Elaina just sobbed, loudly.
“Who are you talking to?” shouted Jaran.
Elaina collapsed her head onto the table, arms encircling the letters. Jaran strode towards her, snatched one of the letters away from her, tried to focus on the hand-written words. The anger churned his thoughts and caused his eyes to wander, he read the first paragraph three times before discerning the words. He turned the letter over, skipped to the end, to the signature. It was from him.
“What are you doing?” said Jaran; he tried to soften his voice. “Who were you talking to?”
“You,” said Elaina, the sobs finally consuming her completely.
Jaran stared again at the letter in his hand, written by him, on another world, on the other side of the void, what seemed like a lifetime ago. He had been prepared to fight, to see off the rival and assert his ownership of this woman. But the rival was himself, in the past.
Jaran threw the letter back on the table and walked away.

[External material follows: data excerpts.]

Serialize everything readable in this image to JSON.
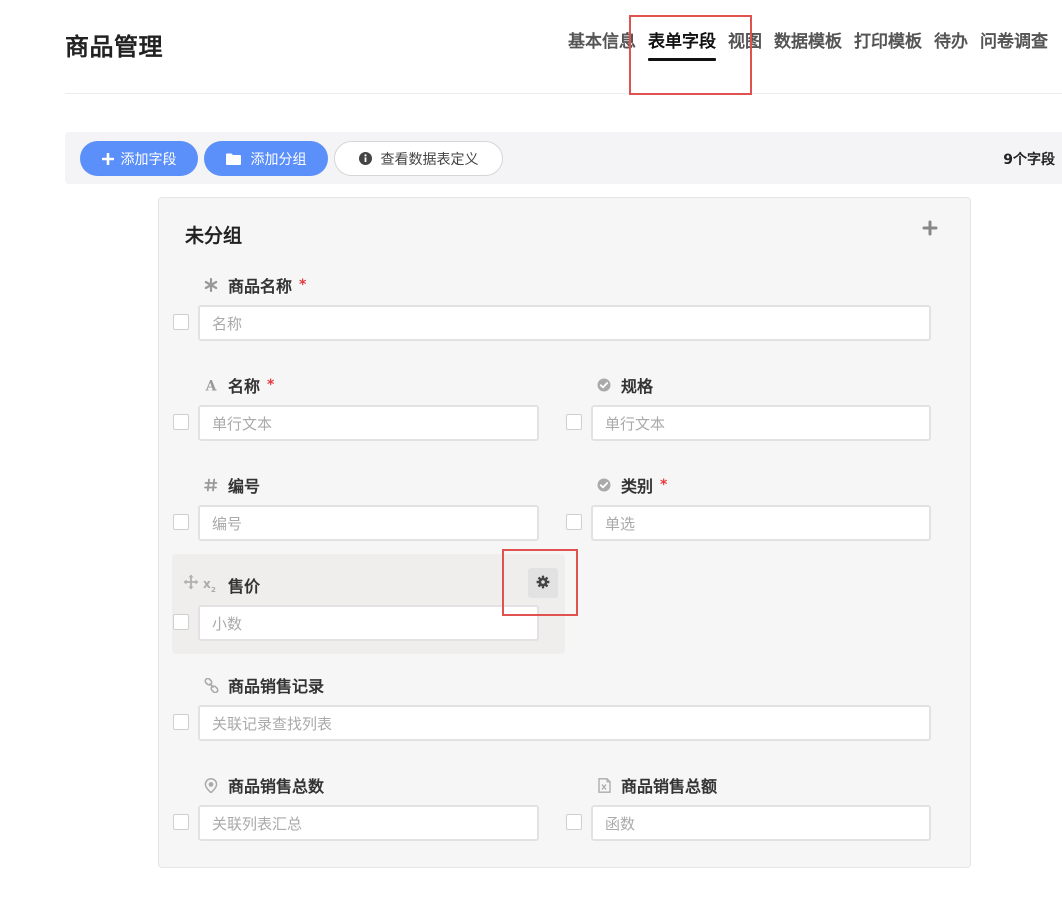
{
  "header": {
    "title": "商品管理",
    "tabs": [
      {
        "label": "基本信息",
        "active": false
      },
      {
        "label": "表单字段",
        "active": true
      },
      {
        "label": "视图",
        "active": false
      },
      {
        "label": "数据模板",
        "active": false
      },
      {
        "label": "打印模板",
        "active": false
      },
      {
        "label": "待办",
        "active": false
      },
      {
        "label": "问卷调查",
        "active": false
      }
    ]
  },
  "toolbar": {
    "add_field": "添加字段",
    "add_group": "添加分组",
    "view_definition": "查看数据表定义",
    "field_count": "9个字段"
  },
  "group": {
    "title": "未分组",
    "fields": [
      {
        "label": "商品名称",
        "required": true,
        "icon": "asterisk-icon",
        "placeholder": "名称"
      },
      {
        "label": "名称",
        "required": true,
        "icon": "text-a-icon",
        "placeholder": "单行文本"
      },
      {
        "label": "规格",
        "required": false,
        "icon": "check-circle-icon",
        "placeholder": "单行文本"
      },
      {
        "label": "编号",
        "required": false,
        "icon": "hash-icon",
        "placeholder": "编号"
      },
      {
        "label": "类别",
        "required": true,
        "icon": "check-circle-icon",
        "placeholder": "单选"
      },
      {
        "label": "售价",
        "required": false,
        "icon": "subscript-x-icon",
        "placeholder": "小数"
      },
      {
        "label": "商品销售记录",
        "required": false,
        "icon": "link-icon",
        "placeholder": "关联记录查找列表"
      },
      {
        "label": "商品销售总数",
        "required": false,
        "icon": "location-pin-icon",
        "placeholder": "关联列表汇总"
      },
      {
        "label": "商品销售总额",
        "required": false,
        "icon": "function-icon",
        "placeholder": "函数"
      }
    ]
  },
  "required_mark": "*",
  "colors": {
    "primary": "#5b8ff9",
    "required": "#e4393c",
    "highlight": "#e0524f"
  }
}
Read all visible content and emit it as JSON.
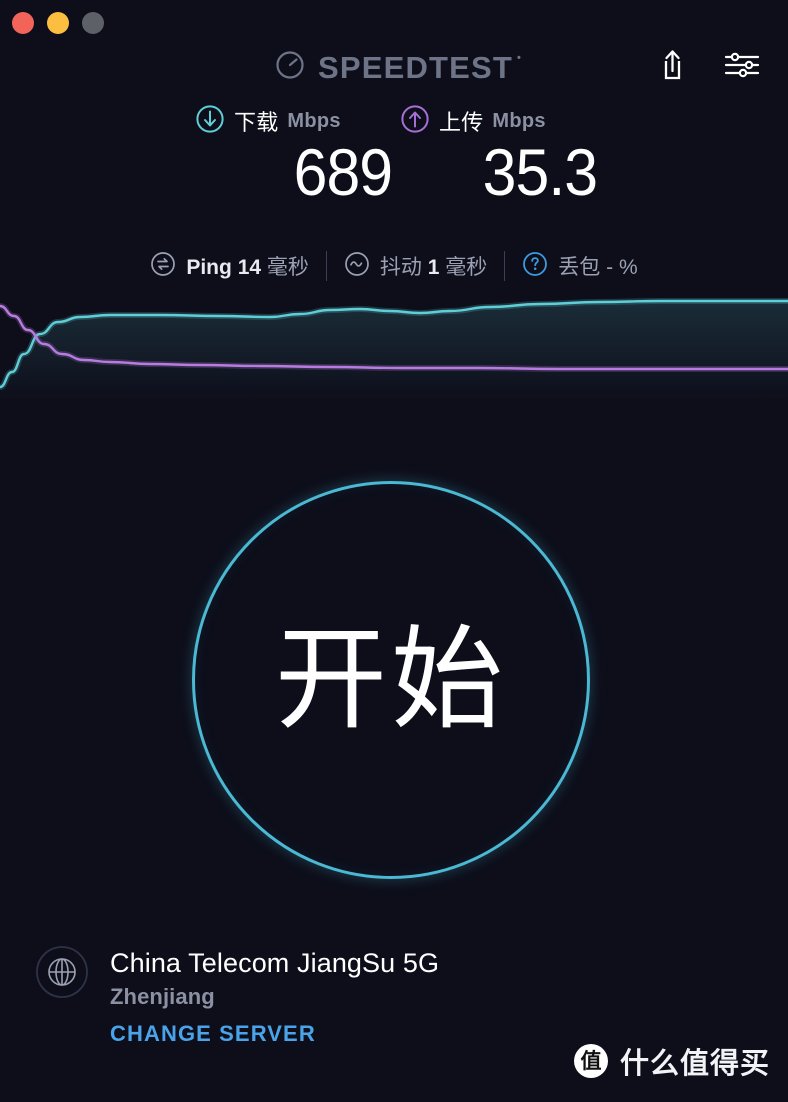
{
  "window": {
    "traffic_lights": [
      {
        "name": "close",
        "color": "#f2645a"
      },
      {
        "name": "minimize",
        "color": "#fcbe40"
      },
      {
        "name": "maximize",
        "color": "#5d6066"
      }
    ]
  },
  "header": {
    "logo_text": "SPEEDTEST",
    "logo_trademark": "•",
    "logo_icon": "speed-gauge-icon",
    "share_icon": "share-icon",
    "settings_icon": "settings-sliders-icon",
    "logo_color": "#6e7488"
  },
  "results": {
    "download": {
      "icon": "arrow-down-circle-icon",
      "label": "下载",
      "unit": "Mbps",
      "value": "689",
      "color": "#5ecfd6"
    },
    "upload": {
      "icon": "arrow-up-circle-icon",
      "label": "上传",
      "unit": "Mbps",
      "value": "35.3",
      "color": "#a66fd6"
    }
  },
  "ping_row": {
    "ping": {
      "icon": "ping-exchange-icon",
      "label": "Ping",
      "value": "14",
      "unit": "毫秒"
    },
    "jitter": {
      "icon": "jitter-wave-icon",
      "label": "抖动",
      "value": "1",
      "unit": "毫秒"
    },
    "loss": {
      "icon": "help-question-icon",
      "label": "丢包",
      "value": "-",
      "unit": "%",
      "icon_color": "#3d9ae0"
    }
  },
  "chart_data": {
    "type": "line",
    "title": "",
    "xlabel": "",
    "ylabel": "",
    "grid": false,
    "legend": "none",
    "xlim": [
      0,
      788
    ],
    "ylim": [
      0,
      110
    ],
    "series": [
      {
        "name": "下载",
        "color": "#5ecfd6",
        "points": [
          [
            0,
            95
          ],
          [
            12,
            80
          ],
          [
            24,
            62
          ],
          [
            40,
            42
          ],
          [
            58,
            30
          ],
          [
            80,
            25
          ],
          [
            110,
            23
          ],
          [
            160,
            23
          ],
          [
            220,
            24
          ],
          [
            270,
            25
          ],
          [
            300,
            22
          ],
          [
            330,
            18
          ],
          [
            360,
            17
          ],
          [
            390,
            19
          ],
          [
            420,
            21
          ],
          [
            450,
            19
          ],
          [
            490,
            15
          ],
          [
            540,
            12
          ],
          [
            600,
            10
          ],
          [
            660,
            9
          ],
          [
            720,
            9
          ],
          [
            788,
            9
          ]
        ]
      },
      {
        "name": "上传",
        "color": "#b87ce0",
        "points": [
          [
            0,
            14
          ],
          [
            14,
            24
          ],
          [
            28,
            38
          ],
          [
            44,
            52
          ],
          [
            62,
            62
          ],
          [
            84,
            68
          ],
          [
            110,
            70
          ],
          [
            150,
            72
          ],
          [
            200,
            73
          ],
          [
            260,
            74
          ],
          [
            330,
            75
          ],
          [
            400,
            76
          ],
          [
            480,
            76
          ],
          [
            560,
            77
          ],
          [
            640,
            77
          ],
          [
            720,
            77
          ],
          [
            788,
            77
          ]
        ]
      }
    ]
  },
  "go_button": {
    "label": "开始",
    "color": "#4bb8d4"
  },
  "server": {
    "icon": "globe-icon",
    "name": "China Telecom JiangSu 5G",
    "city": "Zhenjiang",
    "change_label": "CHANGE SERVER",
    "change_color": "#4aa3e8"
  },
  "watermark": {
    "badge": "值",
    "text": "什么值得买"
  }
}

Elaina entered the apartment to see Jaran sitting at the table, staring into space, shoulders hunched and defeated. He glanced up at her with a look flickering with irritation. Two men followed Elaina, one tall and muscular, wearing riot hardened clothing, the other small and dressed in a suit.

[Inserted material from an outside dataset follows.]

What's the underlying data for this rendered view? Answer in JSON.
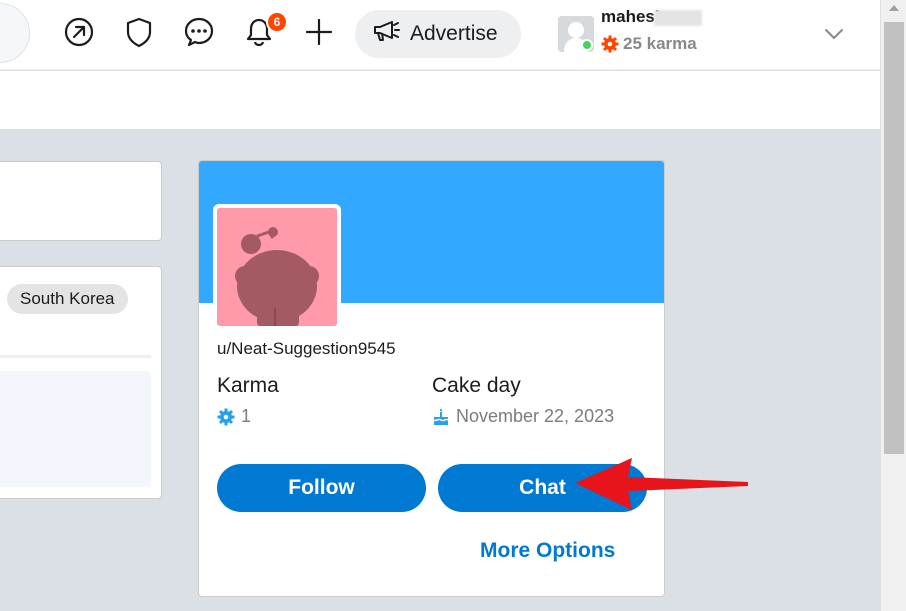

“Who are they?” said Jaran.
“Their syndicate owns the tower block now,” said Elaina.
“That doesn’t give them the right to come barging in.”

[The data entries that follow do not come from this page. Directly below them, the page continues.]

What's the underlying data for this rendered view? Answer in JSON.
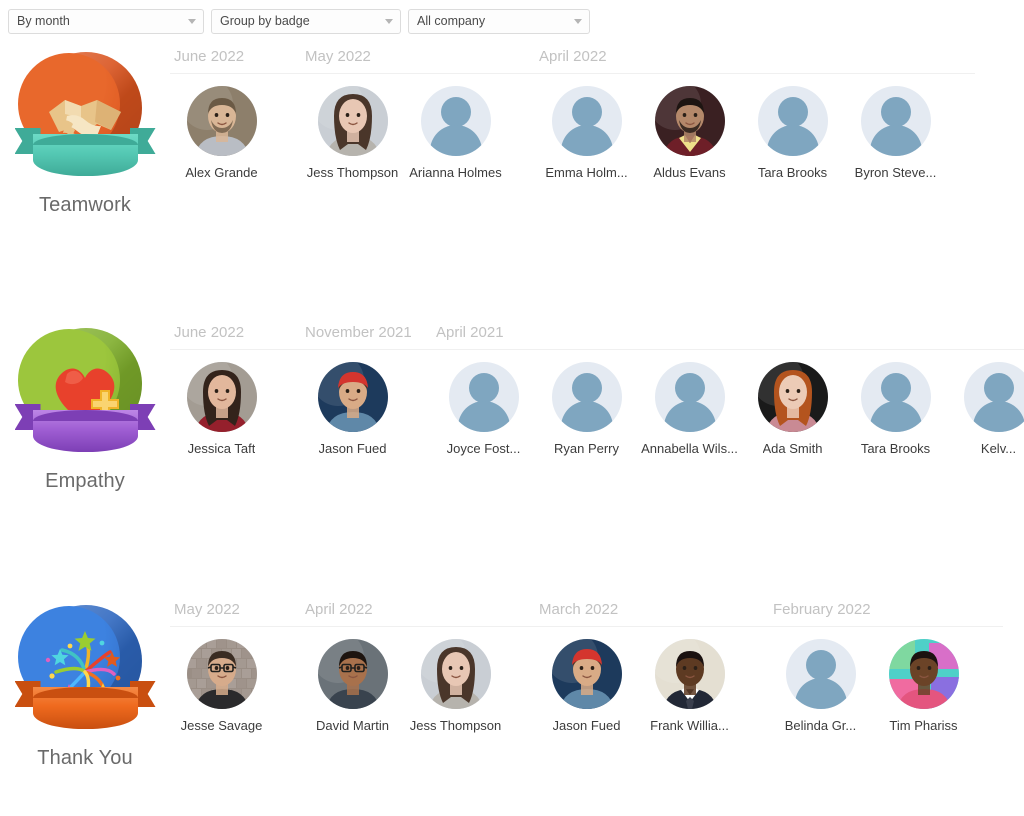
{
  "toolbar": {
    "filters": [
      {
        "name": "period-select",
        "value": "By month",
        "width": "w1"
      },
      {
        "name": "grouping-select",
        "value": "Group by badge",
        "width": "w2"
      },
      {
        "name": "scope-select",
        "value": "All company",
        "width": "w3"
      }
    ],
    "caret_icon": "chevron-down-icon"
  },
  "colors": {
    "teamwork_disc": "#e8682c",
    "teamwork_ribbon": "#55c9b4",
    "empathy_disc": "#9cc63d",
    "empathy_ribbon": "#a05fd4",
    "thankyou_disc": "#3d82e0",
    "thankyou_ribbon": "#ef6a1e",
    "placeholder_bg": "#e4eaf2",
    "placeholder_fg": "#7fa6c0",
    "month_text": "#c2c2c2",
    "name_text": "#3c3c3c",
    "badge_label": "#6a6a6a"
  },
  "rows": [
    {
      "badge": {
        "id": "teamwork",
        "label": "Teamwork",
        "icon": "handshake-icon"
      },
      "groups": [
        {
          "month": "June 2022",
          "people": [
            {
              "name": "Alex Grande",
              "avatar": "photo",
              "photo": "man-beard-outdoors"
            }
          ]
        },
        {
          "month": "May 2022",
          "people": [
            {
              "name": "Jess Thompson",
              "avatar": "photo",
              "photo": "woman-scarf"
            },
            {
              "name": "Arianna Holmes",
              "avatar": "placeholder"
            }
          ]
        },
        {
          "month": "April 2022",
          "people": [
            {
              "name": "Emma Holm...",
              "avatar": "placeholder"
            },
            {
              "name": "Aldus Evans",
              "avatar": "photo",
              "photo": "man-dark-hair"
            },
            {
              "name": "Tara Brooks",
              "avatar": "placeholder"
            },
            {
              "name": "Byron Steve...",
              "avatar": "placeholder"
            }
          ]
        }
      ]
    },
    {
      "badge": {
        "id": "empathy",
        "label": "Empathy",
        "icon": "heart-plus-icon"
      },
      "groups": [
        {
          "month": "June 2022",
          "people": [
            {
              "name": "Jessica Taft",
              "avatar": "photo",
              "photo": "woman-red-top"
            }
          ]
        },
        {
          "month": "November 2021",
          "people": [
            {
              "name": "Jason Fued",
              "avatar": "photo",
              "photo": "man-red-cap"
            }
          ]
        },
        {
          "month": "April 2021",
          "people": [
            {
              "name": "Joyce Fost...",
              "avatar": "placeholder"
            },
            {
              "name": "Ryan Perry",
              "avatar": "placeholder"
            },
            {
              "name": "Annabella Wils...",
              "avatar": "placeholder"
            },
            {
              "name": "Ada Smith",
              "avatar": "photo",
              "photo": "woman-redhead"
            },
            {
              "name": "Tara Brooks",
              "avatar": "placeholder"
            },
            {
              "name": "Kelv...",
              "avatar": "placeholder"
            }
          ]
        }
      ]
    },
    {
      "badge": {
        "id": "thankyou",
        "label": "Thank You",
        "icon": "fireworks-icon"
      },
      "groups": [
        {
          "month": "May 2022",
          "people": [
            {
              "name": "Jesse Savage",
              "avatar": "photo",
              "photo": "man-glasses-wall"
            }
          ]
        },
        {
          "month": "April 2022",
          "people": [
            {
              "name": "David Martin",
              "avatar": "photo",
              "photo": "man-glasses-smile"
            },
            {
              "name": "Jess Thompson",
              "avatar": "photo",
              "photo": "woman-scarf"
            }
          ]
        },
        {
          "month": "March 2022",
          "people": [
            {
              "name": "Jason Fued",
              "avatar": "photo",
              "photo": "man-red-cap"
            },
            {
              "name": "Frank Willia...",
              "avatar": "photo",
              "photo": "man-suit-tie"
            }
          ]
        },
        {
          "month": "February 2022",
          "people": [
            {
              "name": "Belinda Gr...",
              "avatar": "placeholder"
            },
            {
              "name": "Tim Phariss",
              "avatar": "photo",
              "photo": "man-colorful-wall"
            }
          ]
        }
      ]
    }
  ]
}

“It does,” said the large man, his accent clipped and aggressive. “Today we take your body.”
Jaran stood slowly. He looked from Elaina, to the men, and back again.
“There was nothing I could do,” said Elaina. She tried to hold on to the recent images of anger and bitterness that had dwelled in Jaran’s eyes, but the past broke through and spiked the unpleasantness with wonderful memories of love.
“Do you hate me that much?” said Jaran.
“No, Jaran,” said Elaina, “I love you, I always have.”
“We have no time for this,” said the shorter man. He pushed his way past Elaina, towards Jaran. Jaran turned, looked for a weapon, failed and returned to face the man. He lashed out with his foot, aiming for the man’s knee. In a blur his foot was caught and he was twisted in the air, to land on his back, the man that was not a man pinning him down.
“Enough,” said the short man as he pressed his palm on Jaran’s head. Jaran spasmed and bucked, screaming resistance, thrashing out for survival.
Elaina turned away and vomited, and she knew that when she turned back it wouldn’t be Jaran there anymore. She was alone again.
It has been too long again, and this time I fear that it means that my plan has failed. I arranged for a duplicate of myself to be smuggled through the quarantine, in a thin hope that it could find a way for you to escape. I can only imagine that the proxy didn’t make it.
I hear terrible rumours. Survive for me, my love. Even if it is only by the hope in my scribbles of ink on a paper sheet. You are not forgotten.